The discussion over here got me started on one of my HTM rants. It’s possible that I’ve aired variations of this on the mailing list before: It’s both one of my biggest problems with HTM and yet not exactly a problem with HTM.

Input to real neocortex is always heavily preprocessed. We’ve been talking about color but the story’s similar for all sensory input: there’s circuitry between the sensory periphery and cortex that filters and shapes the activity. This generally looks like a statistical cleanup of the sensory input, filtering out lots of information that’s unlikely to be behaviorally relevant and narrowing in on Barlow’s “suspicious coincidences.”

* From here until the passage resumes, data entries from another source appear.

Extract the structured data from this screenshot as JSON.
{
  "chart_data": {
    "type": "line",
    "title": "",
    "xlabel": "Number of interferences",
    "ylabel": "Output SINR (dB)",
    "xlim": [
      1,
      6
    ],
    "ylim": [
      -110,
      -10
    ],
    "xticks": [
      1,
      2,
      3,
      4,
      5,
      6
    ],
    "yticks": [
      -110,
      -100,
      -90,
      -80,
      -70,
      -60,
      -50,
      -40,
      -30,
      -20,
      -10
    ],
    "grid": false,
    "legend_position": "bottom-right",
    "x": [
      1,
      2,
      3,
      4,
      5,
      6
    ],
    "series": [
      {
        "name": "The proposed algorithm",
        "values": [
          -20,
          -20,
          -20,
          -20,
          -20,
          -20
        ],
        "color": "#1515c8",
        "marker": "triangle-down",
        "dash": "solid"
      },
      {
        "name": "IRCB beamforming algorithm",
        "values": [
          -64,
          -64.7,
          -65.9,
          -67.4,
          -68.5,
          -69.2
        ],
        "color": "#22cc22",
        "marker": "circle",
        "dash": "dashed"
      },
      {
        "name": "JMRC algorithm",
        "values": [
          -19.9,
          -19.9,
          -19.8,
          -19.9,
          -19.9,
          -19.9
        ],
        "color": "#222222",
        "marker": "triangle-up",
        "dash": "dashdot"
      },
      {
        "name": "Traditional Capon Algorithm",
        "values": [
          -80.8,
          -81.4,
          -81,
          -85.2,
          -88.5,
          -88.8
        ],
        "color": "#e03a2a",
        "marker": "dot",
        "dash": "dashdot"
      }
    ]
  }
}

The resulting input to cortex isn’t just sparse and distributed, but whitened (sort of) and heavily filtered to account for the natural statistics of the stimulus space. Is it reasonable to assume that a model of cortical processing could perform well with input where the only statistical constraint is sparseness? (I suspect not.)

It might be that HTM can do pretty well on some problems with naive SDR input, but I can’t shake the suspicion that clever preprocessing would at least make the system more performant and maybe allow it to solve new classes of problem.

I don’t exactly have a question here; it’s really just a rant. I don’t have a specific plan of action, either. I would like to hear if anyone’s thought hard about the statistical aspects of SDRs, either in general or for a specific domain.